Students who make their goals known early tend to get more personal, specific letters; the kind that actually moves the needle with program directors.
Timing really matters here. Ask for a letter of recommendation in person when possible, right after a strong rotation, when your performance is fresh in the attending’s mind. Requesting three to six months before ERAS opens gives writers a pretty reasonable and respectful amount of time.
Tell the attending which specialty you are pursuing, why you chose them specifically, and when you need the letter uploaded. Most writers respond so much better to a clear, confident request than to a vague one. Plus, being direct shows respect for their time and gives them a concrete deadline to work toward.
A strong LoR rarely comes from a writer working without enough context about your accomplishments. The more support you give your attending, the more detailed and convincing their letter will be.
Give each writer a preparation packet with your CV, a personal statement draft, your United States Medical Licensing Examination (USMLE) scores, and a summary of key clinical experiences, such as cases that highlight your clinical reasoning at its best.
Archer Review’s performance analytics can give you a clear picture of your clinical reasoning strengths, which is exactly the kind of data-backed information that helps an attending write something credible and memorable. Send a thank-you note shortly after making the request, and follow up once near the ERAS deadline with a brief, polite reminder.
A standout letter of recommendation for residency reflects months of deliberate effort: the right writers, real relationships, and supporting materials that make it easy for attending physicians to advocate for you with specifics. Follow the steps in this guide, and you’ll give each letter the best possible foundation.
At Archer Review, over 960,000 students have trusted our platform to prepare for their medical exams, including USMLE Steps 1, 2, and 3. Our comprehensive QBank, performance analytics, and expert whiteboard videos are designed to sharpen exactly the clinical reasoning your attending physicians will want to write about.
Register today and build the application that gets you in.
Yes, letters can be uploaded to the ERAS Letter of Recommendation Portal after the application opens, and your application can still go out in the meantime. Most programs start reviewing applications in late September, so any letter that arrives after that point might miss the first round of interview decisions.
Getting all letters uploaded before programs begin their review is the safest approach.
Your application can still be submitted through ERAS if one writer has not yet uploaded their letter. Contact the writer directly with a specific target date, and follow up with one polite reminder if needed.
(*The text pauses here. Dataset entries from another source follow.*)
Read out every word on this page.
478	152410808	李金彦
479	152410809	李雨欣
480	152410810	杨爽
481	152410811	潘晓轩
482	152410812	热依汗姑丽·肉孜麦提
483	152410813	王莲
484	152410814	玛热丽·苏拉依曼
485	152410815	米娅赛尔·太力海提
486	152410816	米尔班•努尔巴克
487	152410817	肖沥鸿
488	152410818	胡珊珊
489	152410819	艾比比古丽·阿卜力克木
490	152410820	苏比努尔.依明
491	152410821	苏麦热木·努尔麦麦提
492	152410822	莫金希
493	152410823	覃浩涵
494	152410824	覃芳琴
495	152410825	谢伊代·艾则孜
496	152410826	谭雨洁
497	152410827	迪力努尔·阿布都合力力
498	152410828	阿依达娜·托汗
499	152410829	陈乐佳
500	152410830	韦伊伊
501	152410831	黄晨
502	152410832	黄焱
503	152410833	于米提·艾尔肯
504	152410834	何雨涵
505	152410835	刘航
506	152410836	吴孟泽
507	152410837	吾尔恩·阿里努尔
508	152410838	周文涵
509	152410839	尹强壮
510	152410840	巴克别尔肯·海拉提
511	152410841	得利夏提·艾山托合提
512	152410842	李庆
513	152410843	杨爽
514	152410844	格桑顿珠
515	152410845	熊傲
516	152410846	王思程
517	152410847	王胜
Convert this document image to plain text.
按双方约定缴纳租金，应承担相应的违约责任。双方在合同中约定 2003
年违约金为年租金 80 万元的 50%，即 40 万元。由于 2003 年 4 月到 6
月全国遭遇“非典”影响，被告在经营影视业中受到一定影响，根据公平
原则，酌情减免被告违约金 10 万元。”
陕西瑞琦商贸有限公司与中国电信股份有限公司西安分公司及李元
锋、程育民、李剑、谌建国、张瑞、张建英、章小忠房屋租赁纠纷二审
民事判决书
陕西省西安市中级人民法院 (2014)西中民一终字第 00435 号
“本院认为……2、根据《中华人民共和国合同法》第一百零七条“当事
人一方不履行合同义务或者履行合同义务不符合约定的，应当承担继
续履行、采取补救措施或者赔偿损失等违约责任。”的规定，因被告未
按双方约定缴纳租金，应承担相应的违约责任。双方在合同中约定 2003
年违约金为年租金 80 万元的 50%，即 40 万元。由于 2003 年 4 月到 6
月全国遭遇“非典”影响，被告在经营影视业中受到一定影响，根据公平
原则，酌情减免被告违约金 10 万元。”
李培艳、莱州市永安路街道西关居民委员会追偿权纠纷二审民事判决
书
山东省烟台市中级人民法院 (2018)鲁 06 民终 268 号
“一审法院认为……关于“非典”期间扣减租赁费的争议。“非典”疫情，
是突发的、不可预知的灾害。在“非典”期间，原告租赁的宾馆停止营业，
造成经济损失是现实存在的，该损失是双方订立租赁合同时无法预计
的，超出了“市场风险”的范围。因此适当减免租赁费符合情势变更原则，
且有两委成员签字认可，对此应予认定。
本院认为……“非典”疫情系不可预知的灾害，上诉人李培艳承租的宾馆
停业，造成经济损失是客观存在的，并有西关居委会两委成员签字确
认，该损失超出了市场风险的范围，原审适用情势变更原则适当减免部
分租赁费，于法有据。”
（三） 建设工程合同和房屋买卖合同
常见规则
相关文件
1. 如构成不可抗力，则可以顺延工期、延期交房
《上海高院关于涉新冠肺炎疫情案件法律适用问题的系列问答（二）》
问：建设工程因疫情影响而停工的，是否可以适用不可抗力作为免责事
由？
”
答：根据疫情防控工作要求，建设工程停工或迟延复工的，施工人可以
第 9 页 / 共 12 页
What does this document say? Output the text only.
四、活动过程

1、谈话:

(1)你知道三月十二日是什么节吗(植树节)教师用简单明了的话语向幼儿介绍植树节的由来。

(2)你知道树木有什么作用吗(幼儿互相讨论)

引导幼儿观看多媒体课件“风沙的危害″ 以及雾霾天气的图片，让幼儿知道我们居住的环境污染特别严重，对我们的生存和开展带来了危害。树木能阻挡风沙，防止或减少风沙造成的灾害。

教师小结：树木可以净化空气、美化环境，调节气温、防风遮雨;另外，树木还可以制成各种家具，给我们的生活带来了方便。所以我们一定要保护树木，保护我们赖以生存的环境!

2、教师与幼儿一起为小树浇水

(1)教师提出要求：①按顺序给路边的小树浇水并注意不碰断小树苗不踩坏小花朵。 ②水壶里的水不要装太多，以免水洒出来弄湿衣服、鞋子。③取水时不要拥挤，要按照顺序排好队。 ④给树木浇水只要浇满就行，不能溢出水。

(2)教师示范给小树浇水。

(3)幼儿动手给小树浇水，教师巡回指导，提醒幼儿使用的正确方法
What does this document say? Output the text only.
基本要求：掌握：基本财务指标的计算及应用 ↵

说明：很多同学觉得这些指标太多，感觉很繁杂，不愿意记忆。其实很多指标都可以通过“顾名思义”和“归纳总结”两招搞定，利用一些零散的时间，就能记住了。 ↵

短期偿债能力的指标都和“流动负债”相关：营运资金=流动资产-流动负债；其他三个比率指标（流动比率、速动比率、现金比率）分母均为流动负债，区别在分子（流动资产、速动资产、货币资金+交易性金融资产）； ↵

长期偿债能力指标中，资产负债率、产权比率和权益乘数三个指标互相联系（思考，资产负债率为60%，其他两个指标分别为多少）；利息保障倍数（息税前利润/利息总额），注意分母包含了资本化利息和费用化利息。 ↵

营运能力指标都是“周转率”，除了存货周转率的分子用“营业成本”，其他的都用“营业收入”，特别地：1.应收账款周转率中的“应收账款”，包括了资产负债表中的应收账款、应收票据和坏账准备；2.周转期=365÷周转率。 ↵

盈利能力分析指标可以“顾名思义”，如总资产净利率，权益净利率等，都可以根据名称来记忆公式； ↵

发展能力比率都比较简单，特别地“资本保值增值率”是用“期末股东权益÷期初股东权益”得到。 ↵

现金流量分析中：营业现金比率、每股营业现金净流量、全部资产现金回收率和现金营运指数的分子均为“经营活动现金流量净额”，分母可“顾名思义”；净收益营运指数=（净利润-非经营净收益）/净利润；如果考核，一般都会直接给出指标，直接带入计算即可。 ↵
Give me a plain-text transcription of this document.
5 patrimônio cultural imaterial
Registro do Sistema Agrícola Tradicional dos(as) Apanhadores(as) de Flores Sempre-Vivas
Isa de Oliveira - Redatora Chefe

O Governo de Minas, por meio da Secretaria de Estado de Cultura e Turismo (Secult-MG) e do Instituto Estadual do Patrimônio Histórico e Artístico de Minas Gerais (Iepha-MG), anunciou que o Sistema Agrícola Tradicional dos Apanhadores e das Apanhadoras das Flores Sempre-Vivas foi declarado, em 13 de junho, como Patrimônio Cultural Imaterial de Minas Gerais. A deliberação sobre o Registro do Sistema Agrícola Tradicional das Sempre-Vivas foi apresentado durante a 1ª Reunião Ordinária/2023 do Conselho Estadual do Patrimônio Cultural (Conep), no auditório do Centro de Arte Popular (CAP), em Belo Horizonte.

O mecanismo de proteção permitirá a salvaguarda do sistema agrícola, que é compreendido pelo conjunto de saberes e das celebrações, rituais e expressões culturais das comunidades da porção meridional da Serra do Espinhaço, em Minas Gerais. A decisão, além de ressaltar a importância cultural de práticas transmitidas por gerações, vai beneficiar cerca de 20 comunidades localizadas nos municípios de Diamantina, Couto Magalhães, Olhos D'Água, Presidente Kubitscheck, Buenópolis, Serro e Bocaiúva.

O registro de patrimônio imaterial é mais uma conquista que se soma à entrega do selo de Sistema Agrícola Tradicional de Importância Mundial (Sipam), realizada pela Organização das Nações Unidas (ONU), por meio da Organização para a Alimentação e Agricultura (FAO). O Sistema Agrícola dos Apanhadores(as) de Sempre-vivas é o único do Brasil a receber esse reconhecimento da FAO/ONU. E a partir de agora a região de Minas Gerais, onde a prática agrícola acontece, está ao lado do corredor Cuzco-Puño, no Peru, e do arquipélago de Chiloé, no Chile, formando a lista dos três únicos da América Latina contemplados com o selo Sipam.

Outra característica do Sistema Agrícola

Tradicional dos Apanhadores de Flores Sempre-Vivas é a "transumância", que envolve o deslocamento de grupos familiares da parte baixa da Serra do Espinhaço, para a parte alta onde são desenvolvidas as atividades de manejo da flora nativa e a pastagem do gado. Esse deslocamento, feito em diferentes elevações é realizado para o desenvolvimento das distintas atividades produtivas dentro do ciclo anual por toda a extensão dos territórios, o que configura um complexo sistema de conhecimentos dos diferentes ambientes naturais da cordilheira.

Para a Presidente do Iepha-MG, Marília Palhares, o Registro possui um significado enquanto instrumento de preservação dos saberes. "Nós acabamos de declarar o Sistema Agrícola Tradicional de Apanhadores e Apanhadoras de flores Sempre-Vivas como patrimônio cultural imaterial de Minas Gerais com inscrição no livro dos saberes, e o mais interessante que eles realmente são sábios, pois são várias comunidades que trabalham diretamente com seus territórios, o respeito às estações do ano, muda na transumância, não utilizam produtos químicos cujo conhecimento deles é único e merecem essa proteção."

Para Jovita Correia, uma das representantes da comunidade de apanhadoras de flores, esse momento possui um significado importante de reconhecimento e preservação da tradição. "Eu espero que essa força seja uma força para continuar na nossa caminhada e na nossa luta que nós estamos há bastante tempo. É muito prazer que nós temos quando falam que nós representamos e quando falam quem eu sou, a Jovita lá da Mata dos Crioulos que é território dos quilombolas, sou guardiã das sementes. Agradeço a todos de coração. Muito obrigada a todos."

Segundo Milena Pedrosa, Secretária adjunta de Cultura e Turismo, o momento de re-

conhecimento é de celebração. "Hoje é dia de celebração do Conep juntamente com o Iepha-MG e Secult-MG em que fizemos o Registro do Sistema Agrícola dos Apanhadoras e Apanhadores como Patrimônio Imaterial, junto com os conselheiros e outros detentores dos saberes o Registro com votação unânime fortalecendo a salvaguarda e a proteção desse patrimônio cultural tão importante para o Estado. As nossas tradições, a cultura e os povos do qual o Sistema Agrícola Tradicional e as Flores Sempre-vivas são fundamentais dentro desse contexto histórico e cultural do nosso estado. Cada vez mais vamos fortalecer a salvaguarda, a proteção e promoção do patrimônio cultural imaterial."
Having a fourth letter ready from a backup writer is one of the most practical ways to protect yourself if this situation comes up.
A letter from outside your target specialty typically carries less weight than one from within it, and some programs expect all letters to come from the applied specialty. A letter from a closely related field can still add real value if your other letters already come from your target area. The real risk is submitting an application with no letters from your intended specialty at all.
You can assign letter writers to programs in ERAS before their letters are uploaded, which is a very normal part of the process. The letter will simply show as pending until the writer submits it. Listing your writers early does not affect your application negatively.
Program directors read so many letters that they can often spot generic or inconsistent writing fairly quickly. A letter that lacks specific clinical details or reads like a standard template tends to raise questions about its credibility. Writers who know you well and include real, concrete examples produce letters that read as genuinely personal and authoritative.